Check Sandbox Status at Runtime

I’m using this code but it always returns false even when it’s Sandboxed. Any ideas?

[code]Public Function IsSandboxed() as Boolean
Declare Function SecCodeCopySelf Lib “Security” (flags as integer, byref proc as ptr) As Integer
Declare Function SecCodeCheckValidity Lib “Security” (code as ptr, flags as integer, requirement as ptr) As Integer
Declare Function SecRequirementCreateWithString Lib “Security” (text as cfstringref, flags as integer, byref requirement as ptr) As Integer

dim myProc as ptr
dim res As integer
dim req As ptr

res=SecCodeCopySelf(0,myProc) //get a code object for the current process
res=res+SecRequirementCreateWithString(“com.apple.security.app-sandbox”,0,req) //create a code requirement
res=res+SecCodeCheckValidity(myProc,0,req) //check the validity with a requirement

if res<>0 then Return false //error or failure… in either case, we failed!

Return True
End Function[/code]

  1. For each security function, you should check the return value, the way the code is set-up now, it could be failing in any one of those 3 functions and you current;y don’t know which.

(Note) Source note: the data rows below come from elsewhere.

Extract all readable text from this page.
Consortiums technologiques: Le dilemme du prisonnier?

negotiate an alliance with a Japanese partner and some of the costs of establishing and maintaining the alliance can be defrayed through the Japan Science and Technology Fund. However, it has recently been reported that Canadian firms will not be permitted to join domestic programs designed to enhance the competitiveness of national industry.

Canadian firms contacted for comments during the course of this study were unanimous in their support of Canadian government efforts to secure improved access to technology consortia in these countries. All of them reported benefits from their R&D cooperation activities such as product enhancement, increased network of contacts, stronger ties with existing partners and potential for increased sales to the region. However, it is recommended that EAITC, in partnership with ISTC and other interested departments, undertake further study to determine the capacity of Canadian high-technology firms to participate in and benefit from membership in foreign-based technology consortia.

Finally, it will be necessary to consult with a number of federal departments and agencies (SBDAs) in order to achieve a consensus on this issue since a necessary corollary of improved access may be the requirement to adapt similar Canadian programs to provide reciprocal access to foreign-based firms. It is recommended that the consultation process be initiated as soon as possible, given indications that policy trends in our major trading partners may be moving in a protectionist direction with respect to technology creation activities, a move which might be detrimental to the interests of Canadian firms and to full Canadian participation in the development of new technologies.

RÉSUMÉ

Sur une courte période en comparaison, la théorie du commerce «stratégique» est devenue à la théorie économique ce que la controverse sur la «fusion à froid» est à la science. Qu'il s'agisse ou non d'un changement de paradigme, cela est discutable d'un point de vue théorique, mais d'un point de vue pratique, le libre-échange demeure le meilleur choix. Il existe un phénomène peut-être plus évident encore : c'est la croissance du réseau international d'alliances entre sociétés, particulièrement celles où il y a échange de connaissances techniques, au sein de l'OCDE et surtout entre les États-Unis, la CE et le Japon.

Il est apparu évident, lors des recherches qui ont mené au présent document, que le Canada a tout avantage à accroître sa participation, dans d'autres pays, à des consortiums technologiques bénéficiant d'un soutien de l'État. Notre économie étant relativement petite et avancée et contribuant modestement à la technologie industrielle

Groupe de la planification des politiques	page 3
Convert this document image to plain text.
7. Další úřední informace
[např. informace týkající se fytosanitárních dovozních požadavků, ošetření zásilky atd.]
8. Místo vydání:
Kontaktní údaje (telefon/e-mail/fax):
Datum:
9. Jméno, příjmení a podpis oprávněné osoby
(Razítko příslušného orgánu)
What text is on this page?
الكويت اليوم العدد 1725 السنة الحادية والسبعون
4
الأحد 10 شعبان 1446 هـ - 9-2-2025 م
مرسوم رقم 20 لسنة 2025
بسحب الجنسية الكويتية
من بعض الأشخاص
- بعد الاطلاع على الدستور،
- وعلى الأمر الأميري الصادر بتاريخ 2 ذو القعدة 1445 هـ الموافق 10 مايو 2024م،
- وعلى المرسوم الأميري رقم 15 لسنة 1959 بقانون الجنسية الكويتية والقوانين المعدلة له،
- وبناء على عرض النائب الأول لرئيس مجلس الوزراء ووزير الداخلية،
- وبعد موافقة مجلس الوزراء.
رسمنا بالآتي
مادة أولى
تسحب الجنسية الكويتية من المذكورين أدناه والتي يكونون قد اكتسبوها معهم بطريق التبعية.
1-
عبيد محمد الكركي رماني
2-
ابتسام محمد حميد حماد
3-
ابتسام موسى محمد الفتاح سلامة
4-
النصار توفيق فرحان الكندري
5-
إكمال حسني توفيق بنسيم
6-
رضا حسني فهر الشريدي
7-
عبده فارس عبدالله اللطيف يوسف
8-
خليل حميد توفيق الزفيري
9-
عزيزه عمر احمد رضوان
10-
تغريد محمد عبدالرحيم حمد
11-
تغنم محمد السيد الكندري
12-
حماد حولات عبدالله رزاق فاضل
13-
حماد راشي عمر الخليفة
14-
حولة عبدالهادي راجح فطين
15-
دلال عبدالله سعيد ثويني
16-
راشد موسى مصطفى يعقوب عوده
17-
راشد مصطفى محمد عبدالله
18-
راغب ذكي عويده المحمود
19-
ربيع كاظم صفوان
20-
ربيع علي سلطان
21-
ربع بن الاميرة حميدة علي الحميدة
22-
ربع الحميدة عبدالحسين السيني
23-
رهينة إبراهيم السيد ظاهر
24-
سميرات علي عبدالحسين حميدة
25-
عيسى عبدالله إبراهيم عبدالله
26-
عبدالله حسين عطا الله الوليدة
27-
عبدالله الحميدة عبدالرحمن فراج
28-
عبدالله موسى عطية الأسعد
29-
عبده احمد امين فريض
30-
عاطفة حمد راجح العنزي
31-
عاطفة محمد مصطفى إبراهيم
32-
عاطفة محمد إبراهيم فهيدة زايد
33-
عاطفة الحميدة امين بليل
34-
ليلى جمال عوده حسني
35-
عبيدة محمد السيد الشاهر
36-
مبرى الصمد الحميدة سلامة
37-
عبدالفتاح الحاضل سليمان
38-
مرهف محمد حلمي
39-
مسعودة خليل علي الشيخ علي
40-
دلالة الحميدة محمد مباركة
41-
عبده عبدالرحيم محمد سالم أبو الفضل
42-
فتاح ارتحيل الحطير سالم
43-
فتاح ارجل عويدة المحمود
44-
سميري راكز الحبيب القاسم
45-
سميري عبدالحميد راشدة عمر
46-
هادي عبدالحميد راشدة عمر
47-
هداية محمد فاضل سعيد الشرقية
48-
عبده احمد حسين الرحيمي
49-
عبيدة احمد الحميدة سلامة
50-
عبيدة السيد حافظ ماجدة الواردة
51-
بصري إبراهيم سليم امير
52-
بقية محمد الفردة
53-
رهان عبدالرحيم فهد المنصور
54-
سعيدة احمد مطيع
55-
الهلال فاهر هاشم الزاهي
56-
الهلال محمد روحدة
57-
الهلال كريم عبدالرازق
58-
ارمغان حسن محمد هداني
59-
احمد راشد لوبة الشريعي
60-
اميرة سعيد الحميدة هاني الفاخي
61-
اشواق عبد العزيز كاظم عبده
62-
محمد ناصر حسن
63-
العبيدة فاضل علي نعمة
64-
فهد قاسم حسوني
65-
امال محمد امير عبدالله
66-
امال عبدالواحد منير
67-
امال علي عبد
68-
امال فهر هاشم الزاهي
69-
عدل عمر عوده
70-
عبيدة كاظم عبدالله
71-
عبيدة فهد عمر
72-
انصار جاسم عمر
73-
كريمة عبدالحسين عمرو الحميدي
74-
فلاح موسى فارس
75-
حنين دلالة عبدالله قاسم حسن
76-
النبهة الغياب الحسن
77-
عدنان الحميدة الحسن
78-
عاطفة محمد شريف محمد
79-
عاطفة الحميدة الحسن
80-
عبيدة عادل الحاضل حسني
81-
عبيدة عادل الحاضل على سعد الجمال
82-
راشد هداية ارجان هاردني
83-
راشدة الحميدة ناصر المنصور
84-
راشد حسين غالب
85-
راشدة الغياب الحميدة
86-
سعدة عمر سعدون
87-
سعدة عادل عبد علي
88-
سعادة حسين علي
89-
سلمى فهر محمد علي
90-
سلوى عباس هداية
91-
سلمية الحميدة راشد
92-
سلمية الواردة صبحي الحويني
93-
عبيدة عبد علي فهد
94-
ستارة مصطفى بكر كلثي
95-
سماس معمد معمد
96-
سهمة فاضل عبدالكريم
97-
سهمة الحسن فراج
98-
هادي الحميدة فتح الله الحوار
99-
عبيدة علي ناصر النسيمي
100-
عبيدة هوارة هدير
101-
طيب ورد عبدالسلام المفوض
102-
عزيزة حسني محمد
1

  2. The way how I do it; which may or may not be any more secure, but does appear to work; is to use

[code] declare function SecCodeCopySigningInformation lib SecurityFramework ( code as ptr, flags as Uint32, _
byref CFDicRef as ptr ) as Int32

if SecCodeCopySigningInformation( SecCodeObj, 2, rvalue ) <> 0 then return nil[/code]
Which returns a CFDictionary. I then grab the “entitlements-dict” value (if it exists) and from that dictionary I can verify if the Sandbox key is present in the “entitlements-dict”.